Women's Lives 'Worse than Ever' in Afghanistan

3-25-08, 9:20 am



Original source: People's Voice

On International Women's Day, a 'celebration' was held inside the Canadian military compound at Kandahar. For some media outlets in Canada, this was literally the only IWD event reported as 'news.' The corporate media here ignored the real tragedy - that conditions for Afghan women have not improved under their 'protectors', the warlord-based Karzai government.

A recent article by Terri Judd in The Independent (UK) reported that 'Grinding poverty and the escalating war is driving an increasing number of Afghan families to sell their daughters into forced marriages. Girls as young as six are being married into a life of slavery and rape, often by multiple members of their new relatives. Banned from seeing their own parents or siblings, they are also prohibited from going to school. With little recognition of the illegality of the situation or any effective recourse, many of the victims are driven to self-immolation - burning themselves to death – or severe self-harm.'

Judd's conclusion is based on 'Afghan Women and Girls Seven Years On,' a new study from the British organization Womankind. The report finds that 87 per cent of Afghan females have been victims of violent abuse (half of it sexual), and that over 60 per cent of marriages are forced. Despite a law 'banning' the practice, 57 per cent of brides are under the age of 16. The illiteracy rate among women is 88 per cent, with just 5 per cent of girls attending secondary school.

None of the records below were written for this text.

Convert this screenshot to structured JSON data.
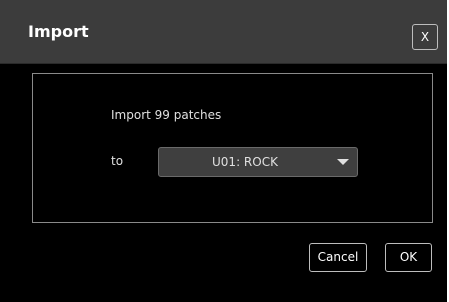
{
  "dialog": {
    "title": "Import",
    "close_label": "X"
  },
  "content": {
    "import_message": "Import 99 patches",
    "to_label": "to",
    "destination_select": {
      "selected": "U01: ROCK"
    }
  },
  "buttons": {
    "cancel_label": "Cancel",
    "ok_label": "OK"
  }
}
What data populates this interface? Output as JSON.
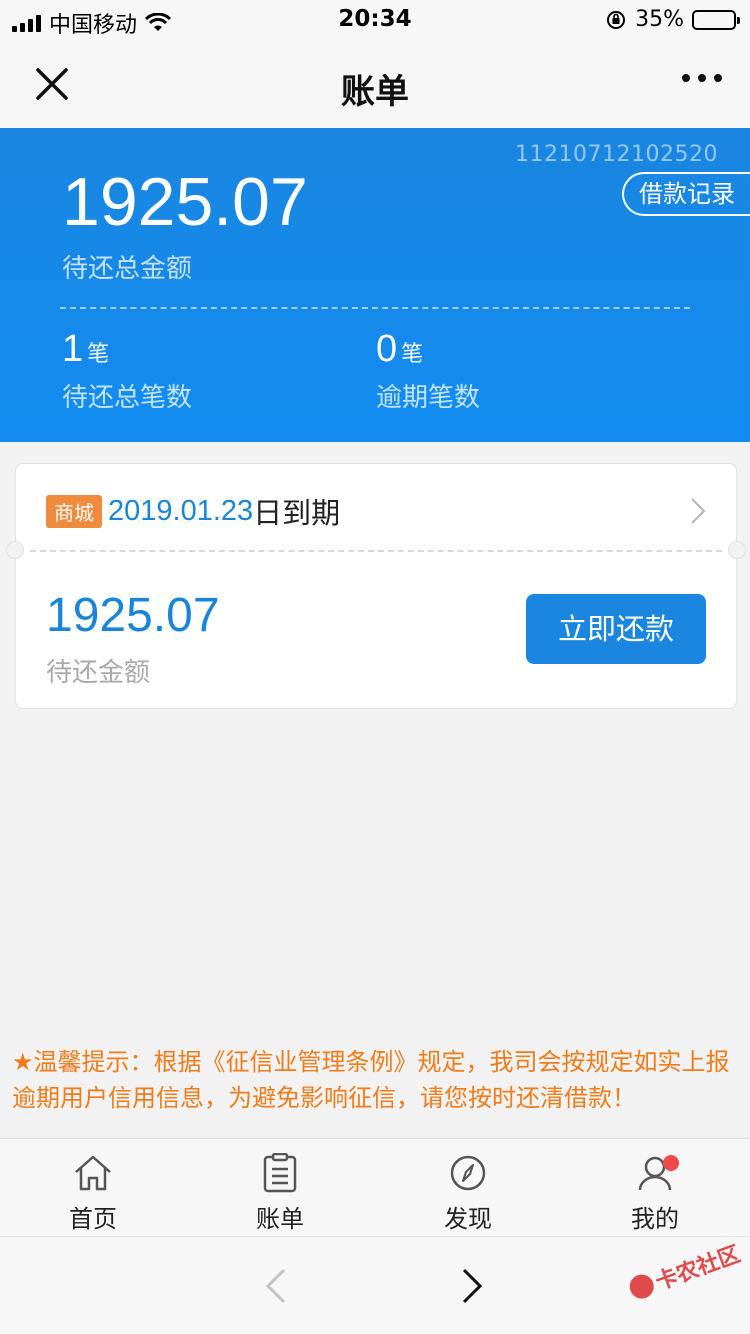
{
  "status_bar": {
    "carrier": "中国移动",
    "time": "20:34",
    "battery_percent": "35%",
    "battery_level": 0.35
  },
  "nav": {
    "title": "账单",
    "close_icon": "close-icon",
    "more_icon": "more-icon"
  },
  "summary": {
    "bill_id": "11210712102520",
    "record_button": "借款记录",
    "total_amount": "1925.07",
    "total_amount_label": "待还总金额",
    "pending_count": "1",
    "pending_unit": "笔",
    "pending_label": "待还总笔数",
    "overdue_count": "0",
    "overdue_unit": "笔",
    "overdue_label": "逾期笔数"
  },
  "bill_card": {
    "tag": "商城",
    "due_date": "2019.01.23",
    "due_suffix": "日到期",
    "amount": "1925.07",
    "amount_label": "待还金额",
    "pay_button": "立即还款"
  },
  "tip": {
    "text": "★温馨提示：根据《征信业管理条例》规定，我司会按规定如实上报逾期用户信用信息，为避免影响征信，请您按时还清借款！"
  },
  "tabs": [
    {
      "label": "首页",
      "icon": "home-icon"
    },
    {
      "label": "账单",
      "icon": "bill-icon"
    },
    {
      "label": "发现",
      "icon": "compass-icon"
    },
    {
      "label": "我的",
      "icon": "user-icon",
      "badge": true
    }
  ],
  "watermark": {
    "text": "卡农社区"
  },
  "colors": {
    "primary": "#1a86e0",
    "accent_orange": "#f08a3c",
    "badge_red": "#f04848"
  }
}
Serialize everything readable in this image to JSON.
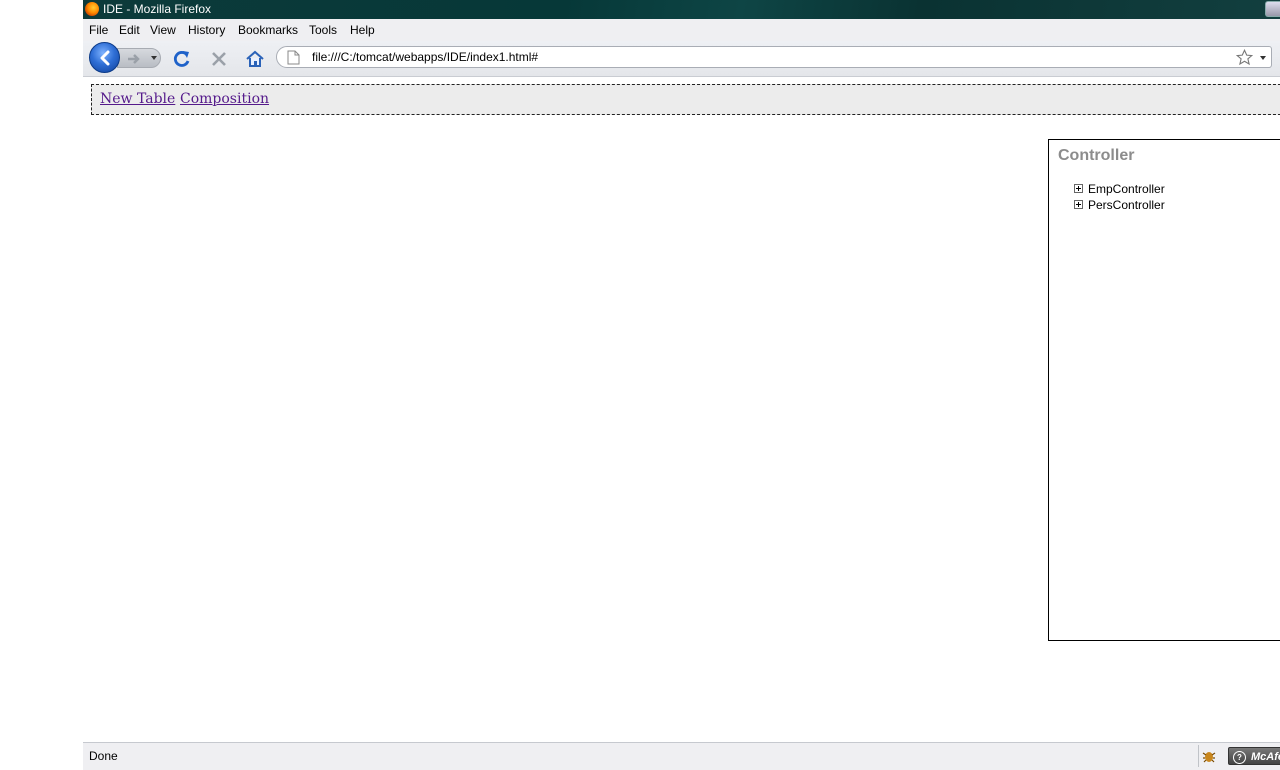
{
  "window": {
    "title": "IDE - Mozilla Firefox"
  },
  "menu": {
    "items": [
      "File",
      "Edit",
      "View",
      "History",
      "Bookmarks",
      "Tools",
      "Help"
    ]
  },
  "toolbar": {
    "icons": [
      "back-icon",
      "forward-icon",
      "reload-icon",
      "stop-icon",
      "home-icon",
      "page-icon",
      "bookmark-star-icon"
    ]
  },
  "urlbar": {
    "value": "file:///C:/tomcat/webapps/IDE/index1.html#"
  },
  "page": {
    "links": [
      "New Table",
      "Composition"
    ],
    "controller": {
      "title": "Controller",
      "items": [
        "EmpController",
        "PersController"
      ]
    }
  },
  "status": {
    "text": "Done",
    "mcafee_label": "McAfee"
  },
  "colors": {
    "link_visited": "#551a8b",
    "panel_title": "#8c8c8c",
    "titlebar": "#063838"
  }
}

One in nine women dies in childbirth, the highest in the world alongside Sierra Leone. More than one million widows have no rights, left to beg in the streets along with orphans. Afghanistan is the only country in the world with a higher suicide rate among women than men.

The banned practice of offering money for a girl is still rampant, along with exchanging her as restitution for crime, debt or dispute. The going price for a child bride is as much as three years salary for a labourer; many grooms take loans or swap their sisters instead, according to Partawmina Hashemee, the director of the Afghan Women Resource Centre.

Hashemee says that in Kabul, there has been greater recognition of women's rights since the fall of the Taliban. But the capital remains a dangerous environment and female MPs, activists and journalists still live under constant threat of death.